Even John McCain says the violence is way beyond anything ever seen and we know John McCain is not some idle liar. Right. He's devoted a good part of his life to politically expedient half-truths and outright lies and this time's no exception. Of course, he gets a lot of help from the media.
"Staggering" numbers of immigrants coming in over our "unsecured border" is just one.
Senator John McCain, of Arizona, in a floor speech defending his state’s newly passed law requiring local officers to investigate individuals’ immigration status, described “an unsecured border between Arizona and Mexico, which has led to violence, the worst I have ever seen.” He went on to cite numbers for illegal immigrants apprehended last year “that stagger.”In fact those numbers are surprising: they are sharply down, according to the Border Patrol—by more than sixty per cent since 2000, to five hundred and fifty thousand apprehensions last year, the lowest figure in thirty-five years. Illegal immigration, although hard to measure, has clearly been declining. The southern border, far from being “unsecured,” is in better shape than it has been for years—better managed and less porous. It has been the beneficiary of security-budget increases since September 11th, which have helped slow the pace of illegal entries, if not as dramatically as the economic crash did. Violent crime, though rising in Mexico, has fallen this side of the border: in Southwestern border counties it has dropped more than thirty per cent in the past two decades. It’s down in Senator McCain’s Arizona. According to F.B.I. statistics, the four safest big cities in the United States—San Diego, Phoenix, El Paso, and Austin—are all in border states.
The real problem comes from undocumented workers whom we hired and found extraordinarily convenient. Quite apart from underpaying them, we turn on them when we no longer need them or when -- as now -- we're having our own economic difficulties.

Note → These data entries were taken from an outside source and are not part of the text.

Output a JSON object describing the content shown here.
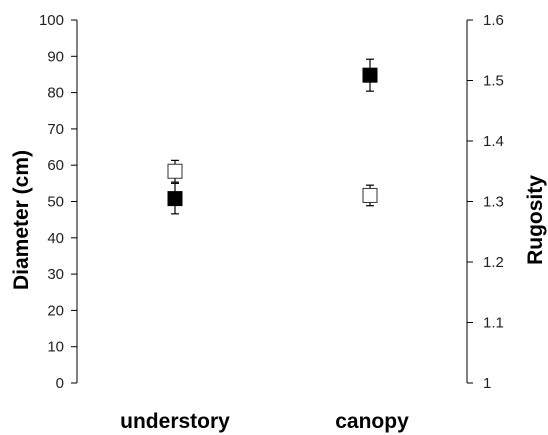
{
  "chart_data": {
    "type": "scatter",
    "categories": [
      "understory",
      "canopy"
    ],
    "left_axis": {
      "label": "Diameter (cm)",
      "ylim": [
        0,
        100
      ],
      "ticks": [
        0,
        10,
        20,
        30,
        40,
        50,
        60,
        70,
        80,
        90,
        100
      ],
      "tick_labels": [
        "0",
        "10",
        "20",
        "30",
        "40",
        "50",
        "60",
        "70",
        "80",
        "90",
        "100"
      ]
    },
    "right_axis": {
      "label": "Rugosity",
      "ylim": [
        1,
        1.6
      ],
      "ticks": [
        1,
        1.1,
        1.2,
        1.3,
        1.4,
        1.5,
        1.6
      ],
      "tick_labels": [
        "1",
        "1.1",
        "1.2",
        "1.3",
        "1.4",
        "1.5",
        "1.6"
      ]
    },
    "series": [
      {
        "axis": "left",
        "marker": "filled-square",
        "color": "#000000",
        "values": [
          50.8,
          84.8
        ],
        "error": [
          4.2,
          4.4
        ]
      },
      {
        "axis": "right",
        "marker": "open-square",
        "color": "#ffffff",
        "values": [
          1.35,
          1.31
        ],
        "error": [
          0.018,
          0.017
        ]
      }
    ],
    "grid": false,
    "legend": "none"
  }
}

There are reasons to be uneasy about illegal immigration. In some industries, dirt-poor newcomers lower wages. State and local budgets suffer when workers are paid under the table. The fact that people lack legal status is itself disturbing. The huge immigration surge of the late twentieth century is the first in our history in which many, if not most, immigrants have come here illegally. Yet anti-immigrant backlashes don’t always track closely with actual immigration. They track with unemployment, popular anxiety, and a fear of displacement by strangers. They depend on woeful narratives of national decline, of which there is lately no shortage. Scaremongering works.
But there are so many of them, and they're still coming in. ...Not.
Even as illegal immigration is falling, recent CBS/Times polls show that the number of respondents who consider immigration a “very serious problem” is rising—from fifty-four per cent in 2006 to sixty-five per cent this May.
The problem is largely in our own heads and -- surprise!! -- it's full of racist undertones and invented violence.
Jan Brewer, the governor, has suggested that Mexican parents of American citizens take their children to Mexico. She has also claimed that most illegal border crossers serve as “drug mules,” and that beheadings have occurred in border areas—claims flatly contradicted by the evidence.
The problems caused by immigration are caused by us, on this side of the border, and our desire to have a large pool of cheap labor available as needed. I doubt powerful corporations will allow any kind of bill that restricts their continuing access to underpayable labor. There's going to be hell to pay before we get anything like immigration reform. The New Yorker's William Finnegan, who is quoted substantially above, believes it'll be tougher to pull together than health care reform.